Por lo anterior, de multiplicar 577 por el número de abonados para ese año 1.603 por doce meses, se obtiene que la licencia debió tener un valor de $11’099.172. Ahora, teniendo en cuenta que a partir del año 2014 el manual de tarifas contiene sus valores en pesos colombianos, a continuación, se multiplicará el monto que señala el tarifario en cada anualidad por el número de suscriptores que tuvo la demandada en ese año y por el número de meses en que se efectuó la retransmisión: • En el año 2014 la tarifa fue de $560, que de multiplicarlos por los 1.603 abonados se obtiene que la licencia debió tener un valor de $10.772.160. • En el año 2015 la tarifa fue de $600, que de multiplicarlos por los 1.603 abonados se obtiene que la licencia debió tener un valor de $11.541.600. 20 Artículo 180 del Código General del Proceso: “Todos los indicadores económicos nacionales se consideran hechos notorios.” Sentencia escrita U:\41-Procesos-Asuntos-Jurisdiccionales-Derecho-de-Autor-y-Derechos-Conexos\Egeda_vs_Cablemag_Comunicaciones_SAS,_1-2020-133901\Sentencia escrita, CORREDOR, Mcardenas, septiembre 1 de 2022, 133901, vf.docx • En el año 2016 la tarifa fue de $822, que de multiplicarlos por los 1.603 abonados se obtiene que la licencia debió tener un valor de $15.811.992. • En el año 2017 la tarifa fue de $906, que de multiplicarlos por los 1.603 abonados se obtiene que la licencia debió tener un valor de $17.427.816. • En el año 2018 la tarifa fue de $943, que de multiplicarlos por los 1.603 abonados se obtiene que la licencia debió tener un valor de $18.139.548. • En el año 2019 la tarifa fue de $973, que de multiplicarlos por los 1.603 abonados se obtiene que la licencia debió tener un valor de $18.716.628. • En el año 2020 la tarifa fue de $1009, que de multiplicarlos por los 1.603 abonados se obtiene que la licencia debió tener un valor de $19.409.124.

Así, de sumar los valores obtenidos del año 2010 al año 2020 se obtiene un total de CIENTO CUARENTA Y CINCO MILLONES DOSCIENTOS SESENTA Y TRES MIL OCHOCIENTOS SESENTA PESOS M/CTE ($145.263.860).
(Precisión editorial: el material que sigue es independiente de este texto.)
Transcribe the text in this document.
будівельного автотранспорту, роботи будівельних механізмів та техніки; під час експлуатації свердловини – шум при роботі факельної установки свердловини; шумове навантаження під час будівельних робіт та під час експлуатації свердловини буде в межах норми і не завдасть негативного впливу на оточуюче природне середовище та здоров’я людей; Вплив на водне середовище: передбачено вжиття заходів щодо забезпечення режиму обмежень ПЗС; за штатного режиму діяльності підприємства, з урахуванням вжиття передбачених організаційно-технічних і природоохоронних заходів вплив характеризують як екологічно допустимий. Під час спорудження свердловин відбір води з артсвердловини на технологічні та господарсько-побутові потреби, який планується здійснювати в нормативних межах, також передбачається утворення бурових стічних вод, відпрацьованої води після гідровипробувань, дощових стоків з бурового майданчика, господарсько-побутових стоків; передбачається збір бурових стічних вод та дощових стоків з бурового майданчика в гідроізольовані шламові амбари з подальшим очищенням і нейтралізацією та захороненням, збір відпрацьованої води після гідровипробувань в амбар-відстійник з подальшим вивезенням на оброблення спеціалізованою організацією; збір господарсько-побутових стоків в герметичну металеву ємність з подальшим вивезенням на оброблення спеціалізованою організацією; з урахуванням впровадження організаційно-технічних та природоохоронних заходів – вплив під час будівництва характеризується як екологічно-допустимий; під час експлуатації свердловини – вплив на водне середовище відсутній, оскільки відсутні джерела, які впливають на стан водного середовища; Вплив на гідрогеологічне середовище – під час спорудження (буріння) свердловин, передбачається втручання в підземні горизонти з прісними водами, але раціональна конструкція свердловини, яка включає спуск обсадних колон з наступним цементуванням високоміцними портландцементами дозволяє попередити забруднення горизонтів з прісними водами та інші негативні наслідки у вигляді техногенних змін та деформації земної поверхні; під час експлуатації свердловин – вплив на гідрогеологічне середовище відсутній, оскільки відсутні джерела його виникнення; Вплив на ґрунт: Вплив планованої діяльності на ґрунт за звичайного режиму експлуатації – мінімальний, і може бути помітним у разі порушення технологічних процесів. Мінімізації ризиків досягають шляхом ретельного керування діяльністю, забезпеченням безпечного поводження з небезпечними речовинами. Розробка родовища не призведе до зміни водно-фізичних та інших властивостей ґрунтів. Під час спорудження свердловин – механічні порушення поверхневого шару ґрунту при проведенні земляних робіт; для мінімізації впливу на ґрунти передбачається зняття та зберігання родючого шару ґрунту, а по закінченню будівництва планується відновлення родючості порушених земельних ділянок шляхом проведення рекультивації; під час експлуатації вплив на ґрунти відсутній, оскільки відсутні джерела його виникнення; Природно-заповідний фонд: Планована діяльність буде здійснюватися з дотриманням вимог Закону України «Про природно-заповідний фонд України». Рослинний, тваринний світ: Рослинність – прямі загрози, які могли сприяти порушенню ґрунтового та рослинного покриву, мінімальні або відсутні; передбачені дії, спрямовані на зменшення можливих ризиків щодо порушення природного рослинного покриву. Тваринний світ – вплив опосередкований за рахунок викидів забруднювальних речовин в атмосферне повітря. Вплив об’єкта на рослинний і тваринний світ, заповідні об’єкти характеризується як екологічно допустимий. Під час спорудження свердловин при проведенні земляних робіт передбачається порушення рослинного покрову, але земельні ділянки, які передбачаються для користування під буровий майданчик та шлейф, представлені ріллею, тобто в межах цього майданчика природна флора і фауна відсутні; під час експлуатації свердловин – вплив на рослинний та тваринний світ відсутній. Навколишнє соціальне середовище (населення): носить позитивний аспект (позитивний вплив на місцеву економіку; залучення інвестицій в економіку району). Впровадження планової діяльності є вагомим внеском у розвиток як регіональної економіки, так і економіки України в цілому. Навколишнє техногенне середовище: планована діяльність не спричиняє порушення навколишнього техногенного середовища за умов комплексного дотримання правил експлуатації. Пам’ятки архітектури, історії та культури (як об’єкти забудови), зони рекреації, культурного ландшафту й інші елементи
Adicionalmente, la accionante solicita que se indexen los valores de la condena a la fecha de terminación del proceso, sin embargo, a este Despacho solo le es posible realizar tal operación hasta el momento de la sentencia. En este sentido, Obdulio Velásquez Posada señala en su libro “Responsabilidad Civil Extracontractual” que la fórmula que se apoya en el índice de precios al consumidor (IPC), que es mayormente utilizada por la jurisprudencia y la más recomendada por la doctrina es, dividir el IPC al momento de la liquidación (también llamado final) entre el IPC en la fecha del monto a indexar (también llamado inicial) y este resultado multiplicarlo por el valor que se quiere actualizar; ahora, el índice de precios al consumidor también es un indicador económico por lo que está exento de prueba.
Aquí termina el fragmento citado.